Mann/ Frau muss das Licht des Anderen nicht auslöschen, um selbst besser zu scheinen ... (Konfuzius)
Hallo,
das mit dem Einkommen ist schon ok. Ich bin zum Glück nur knapp am Mangelfall bzw. eigentlich sogar darüber und ich zahle ja den KU auch gerne, so sehe ich da jezt nicht so das große Problem. Die Streitigkeiten waren bis dato immer um den TU bzw EU, niemals der KU. Hab ihr sogar angeboten, für den Kleinen etwas mehr zu zahlen, wenn sie mir endlich beim TU bzw dann später beim EU entgegenkommt. Das hat sie zum Teil auch schon gemacht.
Zahle derzeit zusätzlich zum KU noch 400 Euro TU.
Sie wohnt ja mittlerweile fest mit Ihrem neuen LG zusammen, sprich sie sind schon zusammen gemeldet. (Hab ich schriftlich von der Meldestelle)
Ob und wann ich das dann zwecks EU anbringe ist noch offen, dass muss ich erstmal abwarten.
Zu den Fahrkosten. Die wurden von mir vorgelegt und vom "Gegner", sprich vom RA meienr Frau auch angenommen. Es ging nur um die Berechung, in welcher Stufe ich KU zahle. Normalerweise müssten sie die Schulden und auch meine Versuicherung auch bei KU berücksichtigen, dann fiele ich in der Tabelle etwas tiefer, aber der Zahlbetrag bleibt gleich. Und beim Anrechnen des KU beim TU bzw EU sind es dann auch wieder etwas weniger. Habs schon rauf und runter gerechnet, das macht keinen großen Unterschied.
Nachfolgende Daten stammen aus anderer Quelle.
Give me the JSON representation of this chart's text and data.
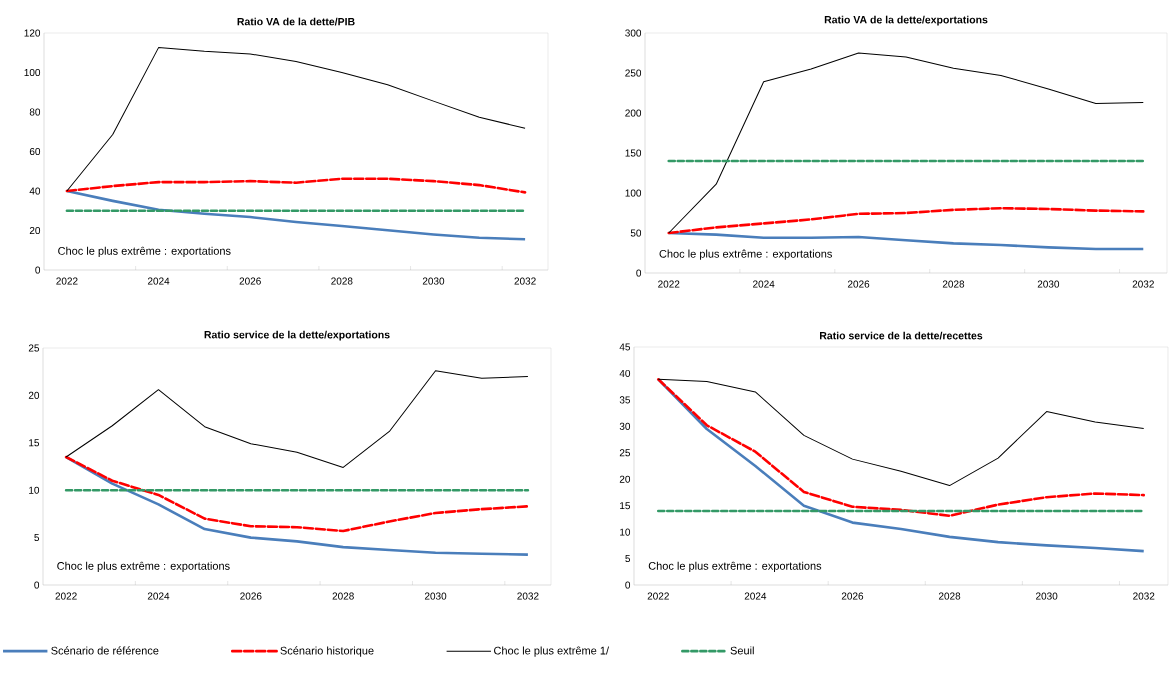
{
  "chart_data": [
    {
      "type": "line",
      "title": "Ratio VA de la dette/PIB",
      "categories": [
        "2022",
        null,
        "2024",
        null,
        "2026",
        null,
        "2028",
        null,
        "2030",
        null,
        "2032"
      ],
      "ylim": [
        0,
        120
      ],
      "yticks": [
        0,
        20,
        40,
        60,
        80,
        100,
        120
      ],
      "annotations": [
        "Choc le plus extrême : exportations"
      ],
      "series": [
        {
          "color": "#4a7ebb",
          "line_style": "solid",
          "values": [
            40,
            35,
            30.5,
            28.5,
            26.8,
            24.3,
            22.3,
            20.1,
            18,
            16.3,
            15.6
          ]
        },
        {
          "color": "#ff0000",
          "line_style": "dashed",
          "values": [
            40,
            42.5,
            44.5,
            44.5,
            45,
            44.2,
            46.2,
            46.2,
            45,
            43,
            39.3
          ]
        },
        {
          "color": "#000000",
          "line_style": "solid",
          "values": [
            40,
            68.6,
            112.6,
            110.7,
            109.4,
            105.6,
            100,
            93.8,
            85.5,
            77.3,
            71.8
          ]
        },
        {
          "color": "#339966",
          "line_style": "dashed",
          "values": [
            30,
            30,
            30,
            30,
            30,
            30,
            30,
            30,
            30,
            30,
            30
          ]
        }
      ]
    },
    {
      "type": "line",
      "title": "Ratio VA de la dette/exportations",
      "categories": [
        "2022",
        null,
        "2024",
        null,
        "2026",
        null,
        "2028",
        null,
        "2030",
        null,
        "2032"
      ],
      "ylim": [
        0,
        300
      ],
      "yticks": [
        0,
        50,
        100,
        150,
        200,
        250,
        300
      ],
      "annotations": [
        "Choc le plus extrême : exportations"
      ],
      "series": [
        {
          "color": "#4a7ebb",
          "line_style": "solid",
          "values": [
            50,
            48,
            44,
            44,
            45,
            41,
            37,
            35,
            32,
            30,
            30
          ]
        },
        {
          "color": "#ff0000",
          "line_style": "dashed",
          "values": [
            50,
            57,
            62,
            67,
            74,
            75,
            79,
            81,
            80,
            78,
            77
          ]
        },
        {
          "color": "#000000",
          "line_style": "solid",
          "values": [
            50,
            111,
            239,
            255,
            275,
            270,
            256,
            247,
            230,
            212,
            213
          ]
        },
        {
          "color": "#339966",
          "line_style": "dashed",
          "values": [
            140,
            140,
            140,
            140,
            140,
            140,
            140,
            140,
            140,
            140,
            140
          ]
        }
      ]
    },
    {
      "type": "line",
      "title": "Ratio service de la dette/exportations",
      "categories": [
        "2022",
        null,
        "2024",
        null,
        "2026",
        null,
        "2028",
        null,
        "2030",
        null,
        "2032"
      ],
      "ylim": [
        0,
        25
      ],
      "yticks": [
        0,
        5,
        10,
        15,
        20,
        25
      ],
      "annotations": [
        "Choc le plus extrême : exportations"
      ],
      "series": [
        {
          "color": "#4a7ebb",
          "line_style": "solid",
          "values": [
            13.5,
            10.7,
            8.5,
            5.9,
            5.0,
            4.6,
            4.0,
            3.7,
            3.4,
            3.3,
            3.2
          ]
        },
        {
          "color": "#ff0000",
          "line_style": "dashed",
          "values": [
            13.5,
            11.0,
            9.5,
            7.0,
            6.2,
            6.1,
            5.7,
            6.7,
            7.6,
            8.0,
            8.3
          ]
        },
        {
          "color": "#000000",
          "line_style": "solid",
          "values": [
            13.5,
            16.8,
            20.6,
            16.7,
            14.9,
            14.0,
            12.4,
            16.2,
            22.6,
            21.8,
            22.0
          ]
        },
        {
          "color": "#339966",
          "line_style": "dashed",
          "values": [
            10,
            10,
            10,
            10,
            10,
            10,
            10,
            10,
            10,
            10,
            10
          ]
        }
      ]
    },
    {
      "type": "line",
      "title": "Ratio service de la dette/recettes",
      "categories": [
        "2022",
        null,
        "2024",
        null,
        "2026",
        null,
        "2028",
        null,
        "2030",
        null,
        "2032"
      ],
      "ylim": [
        0,
        45
      ],
      "yticks": [
        0,
        5,
        10,
        15,
        20,
        25,
        30,
        35,
        40,
        45
      ],
      "annotations": [
        "Choc le plus extrême : exportations"
      ],
      "legend": "bottom",
      "series": [
        {
          "name": "Scénario de référence",
          "color": "#4a7ebb",
          "line_style": "solid",
          "values": [
            38.9,
            29.5,
            22.5,
            15.0,
            11.8,
            10.6,
            9.1,
            8.1,
            7.5,
            7.0,
            6.4
          ]
        },
        {
          "name": "Scénario historique",
          "color": "#ff0000",
          "line_style": "dashed",
          "values": [
            38.9,
            30.2,
            25.2,
            17.6,
            14.8,
            14.2,
            13.1,
            15.2,
            16.6,
            17.3,
            17.0
          ]
        },
        {
          "name": "Choc le plus extrême 1/",
          "color": "#000000",
          "line_style": "solid",
          "values": [
            38.9,
            38.5,
            36.5,
            28.3,
            23.8,
            21.5,
            18.8,
            24.0,
            32.8,
            30.8,
            29.6
          ]
        },
        {
          "name": "Seuil",
          "color": "#339966",
          "line_style": "dashed",
          "values": [
            14,
            14,
            14,
            14,
            14,
            14,
            14,
            14,
            14,
            14,
            14
          ]
        }
      ]
    }
  ]
}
Was mich halt z.b interessiert ist, wenn ich schon KU nach Tabelle 135% zahle bzw tituliert habe und damit eigentlich keine Mangelfallberechnung mehr kommt, ob ich nicht den Selbstbehalt auf z.b. 1000 Euro legen darf, wo er ja gegenüber verheirateten liegt.
vergiss es, du darfst da gar nix festlegen.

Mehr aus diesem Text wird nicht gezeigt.